Luke is concerned about the United States debt to GDP ratio. Once a certain threshold of debt is reached countries normally enter a period of stagnancy. Today, there is a binary aspect to Fed policies as they are expected to do either too much or not enough.
The U.S. Bond markets today have around seventy trillion in assets and there is a slow move from bonds to other assets including crypto. Investors are looking for anything that protects purchasing power.
Luke outlines the future obligations of the United States and why these are enormous issues. The debt ceiling is just a political football and it would be shocking if they didn’t raise it. The government today is two wings of the same bird. Both parties spend ridiculous amounts and they both believe that deficits don’t matter. This is certainly a bad sign and an indication of problems to come.

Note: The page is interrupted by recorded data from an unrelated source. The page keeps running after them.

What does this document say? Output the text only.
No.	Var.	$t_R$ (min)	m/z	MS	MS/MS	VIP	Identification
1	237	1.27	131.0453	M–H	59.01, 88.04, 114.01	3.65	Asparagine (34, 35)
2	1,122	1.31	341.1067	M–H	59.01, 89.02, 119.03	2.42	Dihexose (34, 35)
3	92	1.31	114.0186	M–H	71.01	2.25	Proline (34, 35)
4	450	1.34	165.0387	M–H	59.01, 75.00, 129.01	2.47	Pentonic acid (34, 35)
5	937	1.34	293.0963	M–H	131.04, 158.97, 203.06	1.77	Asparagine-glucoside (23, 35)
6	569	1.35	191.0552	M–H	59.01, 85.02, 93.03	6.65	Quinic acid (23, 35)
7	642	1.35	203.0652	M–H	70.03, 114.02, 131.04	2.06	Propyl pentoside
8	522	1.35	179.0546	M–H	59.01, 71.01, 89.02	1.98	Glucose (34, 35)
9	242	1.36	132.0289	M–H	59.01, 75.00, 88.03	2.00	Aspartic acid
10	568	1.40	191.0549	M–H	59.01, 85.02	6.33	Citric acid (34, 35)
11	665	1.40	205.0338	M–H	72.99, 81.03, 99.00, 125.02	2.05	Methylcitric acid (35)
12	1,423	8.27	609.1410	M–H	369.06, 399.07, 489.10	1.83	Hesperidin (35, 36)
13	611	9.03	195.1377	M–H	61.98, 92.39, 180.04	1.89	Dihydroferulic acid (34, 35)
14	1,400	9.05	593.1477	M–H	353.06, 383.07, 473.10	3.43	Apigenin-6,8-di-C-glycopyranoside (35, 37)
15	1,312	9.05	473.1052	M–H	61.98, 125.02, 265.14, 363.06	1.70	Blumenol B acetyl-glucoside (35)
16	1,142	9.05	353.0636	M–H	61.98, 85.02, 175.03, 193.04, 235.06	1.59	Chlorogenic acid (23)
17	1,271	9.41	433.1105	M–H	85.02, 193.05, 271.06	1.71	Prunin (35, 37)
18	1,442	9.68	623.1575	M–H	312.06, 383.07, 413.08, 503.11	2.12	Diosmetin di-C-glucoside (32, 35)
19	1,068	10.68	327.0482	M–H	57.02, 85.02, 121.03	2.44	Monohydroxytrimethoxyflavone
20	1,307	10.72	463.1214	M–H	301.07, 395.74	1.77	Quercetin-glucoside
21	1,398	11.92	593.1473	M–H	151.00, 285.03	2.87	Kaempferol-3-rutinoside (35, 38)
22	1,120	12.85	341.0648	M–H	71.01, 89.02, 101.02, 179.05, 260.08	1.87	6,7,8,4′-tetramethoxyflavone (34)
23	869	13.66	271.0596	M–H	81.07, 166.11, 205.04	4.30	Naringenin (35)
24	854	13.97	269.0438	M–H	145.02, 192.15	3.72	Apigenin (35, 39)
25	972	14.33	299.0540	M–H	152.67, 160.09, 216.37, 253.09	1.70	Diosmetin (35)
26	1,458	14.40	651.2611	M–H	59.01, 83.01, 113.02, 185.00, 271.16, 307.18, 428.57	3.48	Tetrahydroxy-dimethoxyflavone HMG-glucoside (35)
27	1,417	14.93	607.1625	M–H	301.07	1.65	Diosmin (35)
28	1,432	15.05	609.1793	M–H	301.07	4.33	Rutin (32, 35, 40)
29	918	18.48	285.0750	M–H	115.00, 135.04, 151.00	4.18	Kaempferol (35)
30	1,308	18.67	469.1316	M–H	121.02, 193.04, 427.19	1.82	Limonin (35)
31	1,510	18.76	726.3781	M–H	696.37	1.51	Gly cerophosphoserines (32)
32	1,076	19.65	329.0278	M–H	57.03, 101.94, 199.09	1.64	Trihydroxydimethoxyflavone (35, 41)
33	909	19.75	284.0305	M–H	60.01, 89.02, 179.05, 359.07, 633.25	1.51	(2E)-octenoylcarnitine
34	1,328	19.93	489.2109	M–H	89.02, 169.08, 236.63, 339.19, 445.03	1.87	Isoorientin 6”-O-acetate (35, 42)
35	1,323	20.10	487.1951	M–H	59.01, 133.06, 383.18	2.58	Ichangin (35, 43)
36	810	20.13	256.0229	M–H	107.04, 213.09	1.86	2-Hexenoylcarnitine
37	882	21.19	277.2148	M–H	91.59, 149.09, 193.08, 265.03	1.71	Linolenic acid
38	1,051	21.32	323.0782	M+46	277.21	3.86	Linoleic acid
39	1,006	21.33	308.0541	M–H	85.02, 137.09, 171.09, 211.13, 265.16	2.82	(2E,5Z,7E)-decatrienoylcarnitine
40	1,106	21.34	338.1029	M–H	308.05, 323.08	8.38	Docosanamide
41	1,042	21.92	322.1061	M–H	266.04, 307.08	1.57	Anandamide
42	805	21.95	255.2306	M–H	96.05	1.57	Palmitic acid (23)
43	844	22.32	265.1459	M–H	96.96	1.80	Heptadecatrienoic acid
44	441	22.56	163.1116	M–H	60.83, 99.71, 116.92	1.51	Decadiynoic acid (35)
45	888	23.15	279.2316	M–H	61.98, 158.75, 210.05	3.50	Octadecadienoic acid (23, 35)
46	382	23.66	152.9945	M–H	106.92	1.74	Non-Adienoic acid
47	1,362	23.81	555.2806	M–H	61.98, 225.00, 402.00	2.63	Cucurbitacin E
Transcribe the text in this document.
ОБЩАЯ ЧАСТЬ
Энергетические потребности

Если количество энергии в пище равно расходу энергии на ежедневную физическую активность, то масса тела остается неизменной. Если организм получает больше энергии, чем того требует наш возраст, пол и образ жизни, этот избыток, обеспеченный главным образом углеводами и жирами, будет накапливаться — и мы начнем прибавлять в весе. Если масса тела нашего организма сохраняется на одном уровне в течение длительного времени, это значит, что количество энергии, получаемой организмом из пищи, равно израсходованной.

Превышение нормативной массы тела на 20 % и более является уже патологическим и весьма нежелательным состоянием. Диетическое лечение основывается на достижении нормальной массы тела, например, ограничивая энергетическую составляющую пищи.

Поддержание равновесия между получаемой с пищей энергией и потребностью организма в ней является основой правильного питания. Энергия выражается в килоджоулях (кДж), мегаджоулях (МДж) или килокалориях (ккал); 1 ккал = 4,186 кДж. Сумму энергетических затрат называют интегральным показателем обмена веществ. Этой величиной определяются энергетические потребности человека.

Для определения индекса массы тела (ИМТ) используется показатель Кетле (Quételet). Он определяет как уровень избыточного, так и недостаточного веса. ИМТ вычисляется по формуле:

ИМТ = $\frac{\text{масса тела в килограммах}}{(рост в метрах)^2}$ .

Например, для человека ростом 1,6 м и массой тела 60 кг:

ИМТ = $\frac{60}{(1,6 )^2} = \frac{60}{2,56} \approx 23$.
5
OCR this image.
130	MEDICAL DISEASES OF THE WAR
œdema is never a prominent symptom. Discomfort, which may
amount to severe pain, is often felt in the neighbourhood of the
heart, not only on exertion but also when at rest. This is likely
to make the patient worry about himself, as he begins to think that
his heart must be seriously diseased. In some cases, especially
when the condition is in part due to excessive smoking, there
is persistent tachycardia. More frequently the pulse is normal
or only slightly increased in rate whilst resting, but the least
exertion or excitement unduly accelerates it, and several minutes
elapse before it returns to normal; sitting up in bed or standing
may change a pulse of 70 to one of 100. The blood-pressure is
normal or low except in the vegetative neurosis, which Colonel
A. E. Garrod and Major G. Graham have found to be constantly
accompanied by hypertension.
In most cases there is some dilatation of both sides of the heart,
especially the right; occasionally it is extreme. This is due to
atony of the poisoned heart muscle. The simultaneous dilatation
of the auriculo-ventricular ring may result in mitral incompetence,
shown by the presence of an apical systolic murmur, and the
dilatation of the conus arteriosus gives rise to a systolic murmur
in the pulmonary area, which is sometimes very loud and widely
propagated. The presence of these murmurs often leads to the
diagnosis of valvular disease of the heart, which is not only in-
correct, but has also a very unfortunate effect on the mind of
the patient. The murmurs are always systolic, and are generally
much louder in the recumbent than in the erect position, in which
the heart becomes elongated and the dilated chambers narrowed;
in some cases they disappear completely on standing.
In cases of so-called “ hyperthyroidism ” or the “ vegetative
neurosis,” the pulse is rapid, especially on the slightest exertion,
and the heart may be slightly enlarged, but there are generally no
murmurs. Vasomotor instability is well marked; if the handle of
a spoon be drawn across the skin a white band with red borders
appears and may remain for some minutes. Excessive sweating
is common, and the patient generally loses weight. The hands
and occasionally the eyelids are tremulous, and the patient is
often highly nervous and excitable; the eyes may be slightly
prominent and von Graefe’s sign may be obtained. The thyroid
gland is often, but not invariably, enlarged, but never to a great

He expects the Fed to taper but it will be in appearance only. Like a drug user hiding an addiction, the Fed will begin injecting liquidity into other areas while ‘tapering’. This will improve the Fed’s credibility however the reality will be that nothing much will have changed. It will all be sleight of hand.
Luke discusses different scenarios for how the United States could get out of the debt crisis. All of which would require massive growth on the order of 15-20% GDP annually for an extended period.
China appears to be dealing with debt problems by restructuring, firing management, and allowing shareholders to be wiped out. Ironically, this is what we should have done back in 2008 but instead, we have been centrally planning everything.
He feels the world is passing peak cheap oil and that prices will shift higher from here. Fracking and shale oil may become more feasible as prices rise. However, the cheap capital that used to be available for that industry is far less today.
Physical gold is an asset that is no one else’s liability. No one else should have a claim to it. Today, the value of everything is tied in some way to energy. Gold doesn’t carry that risk because the energy has already been expended.